Genau darum geht es in diesem Artikel.
Was ist das Imposter-Syndrom überhaupt?
Das Imposter-Syndrom beschreibt das Gefühl, für den eigenen Erfolg eigentlich gar nicht qualifiziert genug zu sein und ihn auch nicht verdient zu haben.
Obwohl andere dich als kompetent, erfolgreich oder qualifiziert wahrnehmen, glaubst du selbst, dass deine Leistungen nur durch Glück, Zufall oder günstige Umstände entstanden sind. Viele Betroffene haben außerdem Angst, irgendwann „aufzufliegen“. Sie befürchten, dass andere erkennen könnten, dass sie in Wahrheit gar nicht so kompetent sind.
Der Begriff geht auf die Psychologinnen Pauline Clance und Suzanne Imes zurück, die dieses Phänomen bereits Ende der 1970er Jahre beschrieben. Damals fiel ihnen auf, dass viele erfolgreiche Frauen ihre eigenen Leistungen systematisch kleinredeten und ihre Erfolge nicht sich selbst zuschrieben.
Früher wurde der Begriff Imposter-Syndrom hauptsächlich im beruflichen Kontext verwendet, aber mittlerweile wird er auch auf private Bereiche übertragen.
Heute weiß man, dass dieses Phänomen keineswegs selten ist.
Eine große systematische Übersichtsarbeit aus dem Jahr 2020 zeigt, dass das Imposter-Phänomen in ganz unterschiedlichen Bevölkerungsgruppen vorkommt. Das Phänomen zeigt sich in ganz unterschiedlichen Lebensbereichen und Berufsfeldern, unabhängig von Bildungsgrad oder Position.
Gleichzeitig besteht ein Zusammenhang mit höherem Stresserleben, Angst, depressiven Symptomen und Burnout. Das Imposter-Syndrom ist also weit mehr als ein gelegentlicher Selbstzweifel. Es kann die Lebensqualität erheblich beeinträchtigen.¹
Ist das Imposter-Syndrom eine psychische Erkrankung?
Nein.
Auch wenn der Name etwas anderes vermuten lässt, handelt es sich beim Imposter-Syndrom nicht um eine eigenständige psychische Erkrankung oder offizielle Diagnose.
Das bedeutet aber nicht, dass die Betroffenen „übertreiben“ oder dass ihre Gefühle harmlos wären.
Ganz im Gegenteil.
Wer dauerhaft das Gefühl hat, nicht gut genug zu sein, lebt häufig unter enormem innerem Druck.

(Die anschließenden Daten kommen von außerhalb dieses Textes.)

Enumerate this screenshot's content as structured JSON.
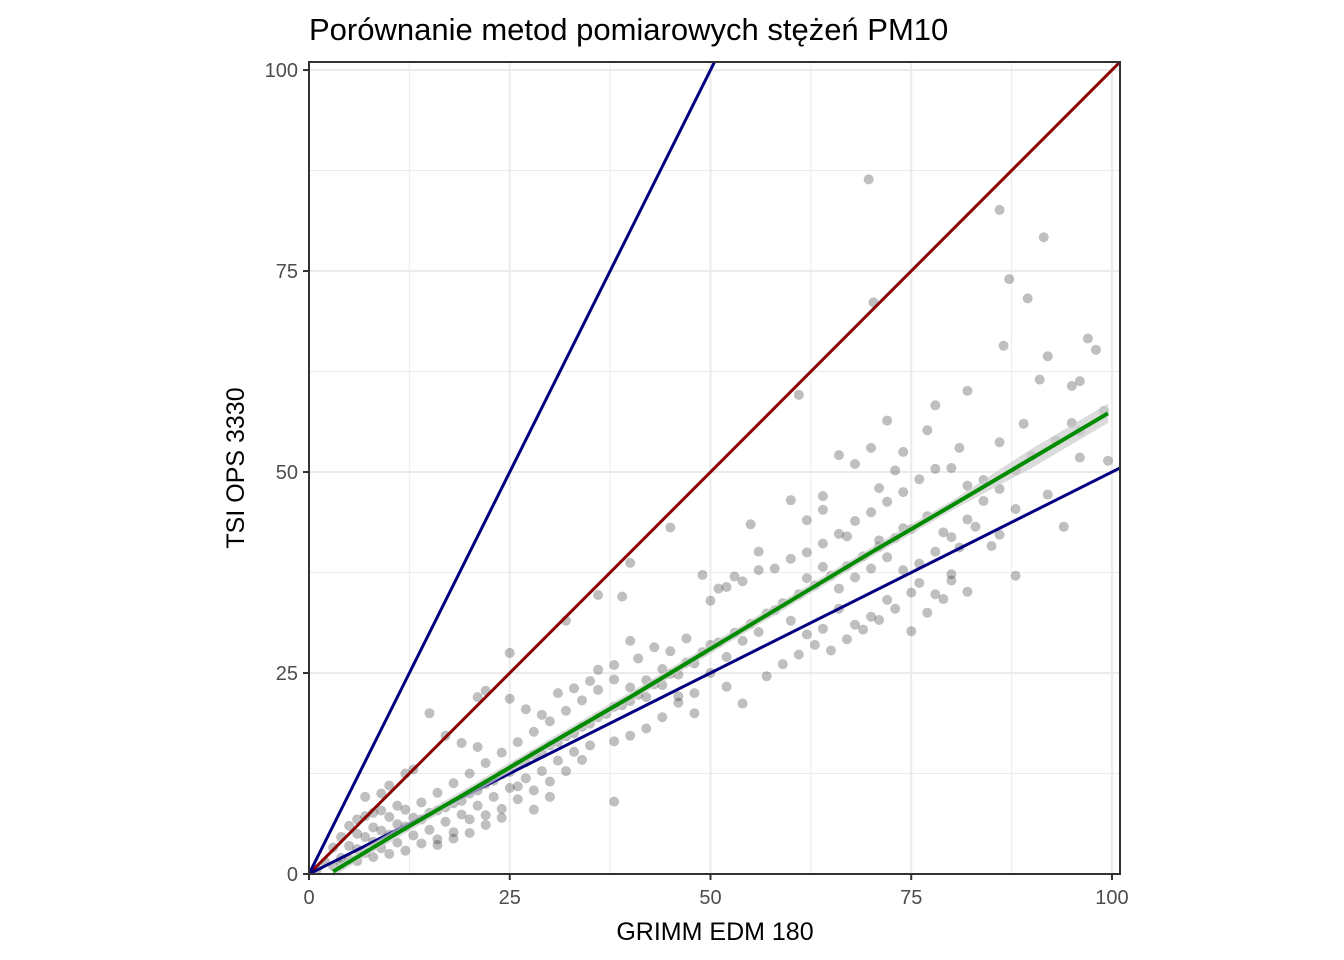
{
  "chart_data": {
    "type": "scatter",
    "title": "Porównanie metod pomiarowych stężeń PM10",
    "xlabel": "GRIMM EDM 180",
    "ylabel": "TSI OPS 3330",
    "xlim": [
      0,
      101
    ],
    "ylim": [
      0,
      101
    ],
    "x_ticks": [
      "0",
      "25",
      "50",
      "75",
      "100"
    ],
    "y_ticks": [
      "0",
      "25",
      "50",
      "75",
      "100"
    ],
    "grid": true,
    "legend": "none",
    "colors": {
      "points": "#000000",
      "ref_line_1_to_1": "#8b0000",
      "ref_lines_2_and_half": "#000080",
      "fit": "#008b00",
      "fit_band": "#cccccc",
      "grid": "#ebebeb",
      "panel_border": "#333333"
    },
    "reference_lines": [
      {
        "slope": 1,
        "intercept": 0,
        "color": "#8b0000"
      },
      {
        "slope": 2,
        "intercept": 0,
        "color": "#000080"
      },
      {
        "slope": 0.5,
        "intercept": 0,
        "color": "#000080"
      }
    ],
    "fit_line": {
      "method": "smooth",
      "color": "#008b00",
      "points": [
        [
          3,
          0.3
        ],
        [
          10,
          4.5
        ],
        [
          20,
          10.3
        ],
        [
          30,
          16.2
        ],
        [
          40,
          22.0
        ],
        [
          50,
          28.0
        ],
        [
          60,
          34.0
        ],
        [
          70,
          40.0
        ],
        [
          80,
          45.8
        ],
        [
          90,
          51.7
        ],
        [
          99.5,
          57.3
        ]
      ]
    },
    "points": [
      [
        86,
        82.6
      ],
      [
        69.7,
        86.4
      ],
      [
        91.5,
        79.2
      ],
      [
        70.3,
        71.1
      ],
      [
        87.2,
        74.0
      ],
      [
        89.5,
        71.6
      ],
      [
        86.5,
        65.7
      ],
      [
        97,
        66.6
      ],
      [
        92,
        64.4
      ],
      [
        98,
        65.2
      ],
      [
        91,
        61.5
      ],
      [
        95,
        60.7
      ],
      [
        61,
        59.6
      ],
      [
        82,
        60.1
      ],
      [
        96,
        61.3
      ],
      [
        99,
        57.6
      ],
      [
        95,
        56.1
      ],
      [
        78,
        58.3
      ],
      [
        72,
        56.4
      ],
      [
        89,
        56.0
      ],
      [
        99.5,
        51.4
      ],
      [
        96,
        51.8
      ],
      [
        94,
        43.2
      ],
      [
        88,
        45.4
      ],
      [
        92,
        47.2
      ],
      [
        86,
        53.7
      ],
      [
        81,
        53.0
      ],
      [
        77,
        55.2
      ],
      [
        70,
        53.0
      ],
      [
        74,
        52.5
      ],
      [
        84,
        49.0
      ],
      [
        78,
        50.4
      ],
      [
        80,
        50.5
      ],
      [
        82,
        48.3
      ],
      [
        73,
        50.2
      ],
      [
        76,
        49.1
      ],
      [
        71,
        48.0
      ],
      [
        66,
        52.1
      ],
      [
        68,
        51.0
      ],
      [
        64,
        47.0
      ],
      [
        60,
        46.5
      ],
      [
        62,
        44.0
      ],
      [
        64,
        45.3
      ],
      [
        67,
        42.0
      ],
      [
        71,
        41.5
      ],
      [
        74,
        43.0
      ],
      [
        77,
        44.5
      ],
      [
        79,
        42.5
      ],
      [
        81,
        40.6
      ],
      [
        83,
        43.2
      ],
      [
        86,
        42.2
      ],
      [
        85,
        40.8
      ],
      [
        88,
        37.1
      ],
      [
        80,
        37.3
      ],
      [
        82,
        35.1
      ],
      [
        79,
        34.2
      ],
      [
        77,
        32.5
      ],
      [
        75,
        35.0
      ],
      [
        72,
        34.1
      ],
      [
        70,
        32.0
      ],
      [
        68,
        31.0
      ],
      [
        66,
        33.0
      ],
      [
        64,
        30.5
      ],
      [
        62,
        29.8
      ],
      [
        60,
        31.5
      ],
      [
        58,
        32.8
      ],
      [
        56,
        30.1
      ],
      [
        54,
        29.0
      ],
      [
        52,
        27.0
      ],
      [
        50,
        28.5
      ],
      [
        48,
        26.2
      ],
      [
        46,
        24.8
      ],
      [
        44,
        23.5
      ],
      [
        42,
        22.0
      ],
      [
        40,
        21.5
      ],
      [
        38,
        20.8
      ],
      [
        36,
        19.5
      ],
      [
        34,
        18.3
      ],
      [
        32,
        17.1
      ],
      [
        30,
        16.0
      ],
      [
        28,
        14.8
      ],
      [
        26,
        13.6
      ],
      [
        24,
        12.4
      ],
      [
        22,
        11.2
      ],
      [
        20,
        10.0
      ],
      [
        18,
        8.8
      ],
      [
        16,
        7.9
      ],
      [
        14,
        6.8
      ],
      [
        12,
        5.9
      ],
      [
        10,
        4.9
      ],
      [
        8,
        4.0
      ],
      [
        6,
        3.1
      ],
      [
        4,
        2.0
      ],
      [
        5,
        3.5
      ],
      [
        7,
        4.6
      ],
      [
        9,
        5.4
      ],
      [
        11,
        6.2
      ],
      [
        13,
        7.0
      ],
      [
        15,
        7.6
      ],
      [
        17,
        8.3
      ],
      [
        19,
        9.1
      ],
      [
        21,
        10.4
      ],
      [
        23,
        11.6
      ],
      [
        25,
        12.7
      ],
      [
        27,
        13.9
      ],
      [
        29,
        15.0
      ],
      [
        31,
        16.4
      ],
      [
        33,
        17.5
      ],
      [
        35,
        18.7
      ],
      [
        37,
        19.9
      ],
      [
        39,
        21.0
      ],
      [
        41,
        22.3
      ],
      [
        43,
        23.6
      ],
      [
        45,
        24.9
      ],
      [
        47,
        26.3
      ],
      [
        49,
        27.6
      ],
      [
        51,
        28.8
      ],
      [
        53,
        30.0
      ],
      [
        55,
        31.1
      ],
      [
        57,
        32.4
      ],
      [
        59,
        33.7
      ],
      [
        61,
        34.8
      ],
      [
        63,
        35.9
      ],
      [
        65,
        37.1
      ],
      [
        67,
        38.3
      ],
      [
        69,
        39.5
      ],
      [
        71,
        40.7
      ],
      [
        73,
        41.8
      ],
      [
        75,
        42.9
      ],
      [
        55,
        43.5
      ],
      [
        56,
        40.1
      ],
      [
        58,
        38.0
      ],
      [
        60,
        39.2
      ],
      [
        53,
        37.0
      ],
      [
        51,
        35.5
      ],
      [
        50,
        34.0
      ],
      [
        49,
        37.2
      ],
      [
        45,
        43.1
      ],
      [
        40,
        38.7
      ],
      [
        36,
        34.7
      ],
      [
        39,
        34.5
      ],
      [
        32,
        31.5
      ],
      [
        40,
        29.0
      ],
      [
        41,
        26.8
      ],
      [
        43,
        28.2
      ],
      [
        45,
        27.7
      ],
      [
        47,
        29.3
      ],
      [
        46,
        22.1
      ],
      [
        48,
        20.0
      ],
      [
        44,
        19.5
      ],
      [
        42,
        18.1
      ],
      [
        40,
        17.2
      ],
      [
        38,
        16.5
      ],
      [
        35,
        16.0
      ],
      [
        33,
        15.2
      ],
      [
        31,
        14.1
      ],
      [
        29,
        12.8
      ],
      [
        27,
        11.9
      ],
      [
        25,
        10.7
      ],
      [
        23,
        9.6
      ],
      [
        21,
        8.5
      ],
      [
        19,
        7.4
      ],
      [
        17,
        6.5
      ],
      [
        15,
        5.5
      ],
      [
        13,
        4.8
      ],
      [
        11,
        3.9
      ],
      [
        9,
        3.2
      ],
      [
        7,
        2.6
      ],
      [
        5,
        1.8
      ],
      [
        3,
        1.0
      ],
      [
        6,
        5.0
      ],
      [
        8,
        5.8
      ],
      [
        10,
        7.1
      ],
      [
        12,
        8.0
      ],
      [
        14,
        8.9
      ],
      [
        16,
        10.1
      ],
      [
        18,
        11.3
      ],
      [
        20,
        12.5
      ],
      [
        22,
        13.8
      ],
      [
        24,
        15.1
      ],
      [
        26,
        16.4
      ],
      [
        28,
        17.7
      ],
      [
        30,
        19.0
      ],
      [
        32,
        20.3
      ],
      [
        34,
        21.6
      ],
      [
        36,
        22.9
      ],
      [
        38,
        24.2
      ],
      [
        25,
        27.5
      ],
      [
        22,
        22.8
      ],
      [
        21,
        22.0
      ],
      [
        15,
        20.0
      ],
      [
        17,
        17.2
      ],
      [
        19,
        16.3
      ],
      [
        21,
        15.8
      ],
      [
        25,
        21.8
      ],
      [
        27,
        20.5
      ],
      [
        29,
        19.8
      ],
      [
        31,
        22.5
      ],
      [
        33,
        23.1
      ],
      [
        35,
        24.0
      ],
      [
        38,
        9.0
      ],
      [
        30,
        9.6
      ],
      [
        28,
        8.0
      ],
      [
        26,
        10.9
      ],
      [
        24,
        7.0
      ],
      [
        22,
        6.1
      ],
      [
        20,
        6.8
      ],
      [
        18,
        5.2
      ],
      [
        16,
        4.3
      ],
      [
        14,
        3.8
      ],
      [
        12,
        2.9
      ],
      [
        10,
        2.5
      ],
      [
        8,
        2.1
      ],
      [
        6,
        1.6
      ],
      [
        4,
        1.2
      ],
      [
        10,
        11.0
      ],
      [
        12,
        12.5
      ],
      [
        9,
        10.0
      ],
      [
        7,
        9.6
      ],
      [
        13,
        13.0
      ],
      [
        11,
        8.5
      ],
      [
        9,
        7.9
      ],
      [
        7,
        7.2
      ],
      [
        5,
        6.0
      ],
      [
        4,
        4.6
      ],
      [
        3,
        3.3
      ],
      [
        2,
        1.5
      ],
      [
        1,
        0.6
      ],
      [
        6,
        6.8
      ],
      [
        8,
        7.6
      ],
      [
        52,
        35.7
      ],
      [
        54,
        36.4
      ],
      [
        56,
        37.8
      ],
      [
        62,
        40.0
      ],
      [
        64,
        41.1
      ],
      [
        66,
        42.3
      ],
      [
        68,
        43.9
      ],
      [
        70,
        45.0
      ],
      [
        72,
        46.3
      ],
      [
        74,
        47.5
      ],
      [
        57,
        24.6
      ],
      [
        59,
        26.1
      ],
      [
        61,
        27.3
      ],
      [
        63,
        28.5
      ],
      [
        65,
        27.8
      ],
      [
        67,
        29.2
      ],
      [
        69,
        30.4
      ],
      [
        71,
        31.6
      ],
      [
        73,
        33.0
      ],
      [
        75,
        30.2
      ],
      [
        76,
        38.6
      ],
      [
        78,
        40.1
      ],
      [
        80,
        41.9
      ],
      [
        82,
        44.1
      ],
      [
        84,
        46.4
      ],
      [
        86,
        47.9
      ],
      [
        88,
        50.2
      ],
      [
        90,
        52.0
      ],
      [
        93,
        53.9
      ],
      [
        96,
        55.1
      ],
      [
        54,
        21.2
      ],
      [
        52,
        23.3
      ],
      [
        50,
        25.0
      ],
      [
        48,
        22.5
      ],
      [
        46,
        21.3
      ],
      [
        44,
        25.5
      ],
      [
        42,
        24.1
      ],
      [
        40,
        23.2
      ],
      [
        38,
        26.0
      ],
      [
        36,
        25.4
      ],
      [
        62,
        36.8
      ],
      [
        64,
        38.2
      ],
      [
        66,
        35.5
      ],
      [
        68,
        36.9
      ],
      [
        70,
        38.0
      ],
      [
        72,
        39.4
      ],
      [
        74,
        37.8
      ],
      [
        76,
        36.2
      ],
      [
        78,
        34.8
      ],
      [
        80,
        36.5
      ],
      [
        34,
        14.2
      ],
      [
        32,
        12.8
      ],
      [
        30,
        11.5
      ],
      [
        28,
        10.4
      ],
      [
        26,
        9.3
      ],
      [
        24,
        8.1
      ],
      [
        22,
        7.3
      ],
      [
        20,
        5.1
      ],
      [
        18,
        4.4
      ],
      [
        16,
        3.6
      ]
    ]
  }
}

Viele versuchen, ihre Unsicherheit durch immer mehr Leistung auszugleichen. Sie arbeiten besonders gewissenhaft, bereiten sich übermäßig vor oder übernehmen regelmäßig zusätzliche Verantwortung. Das kostet unglaublich viel Energie.
Bleibt diese Dynamik über Jahre bestehen, kann sie das Risiko für Erschöpfung, Angststörungen oder depressive Beschwerden erhöhen. Genau deshalb lohnt es sich, diese inneren Muster frühzeitig zu erkennen und ernst zu nehmen.
Woran erkennst du das Imposter-Syndrom?
Das Imposter-Syndrom zeigt sich nicht bei jedem Menschen gleich. Trotzdem gibt es typische Gedanken und Verhaltensweisen, die vielen Betroffenen gemeinsam sind.
Diese 5 Punkte sind oft bezeichnend für das Imposter-Syndrom:
1. Du kannst Lob nur schwer annehmen.
Wenn dir jemand sagt, dass du etwas gut gemacht hast, wertest du es sofort ab.
„Das war Zufall.“
„Die waren einfach nett.“
„Das hätte jeder geschafft.“
Du redest die positive Rückmeldung klein, anstatt sie anzunehmen und dich darüber zu freuen.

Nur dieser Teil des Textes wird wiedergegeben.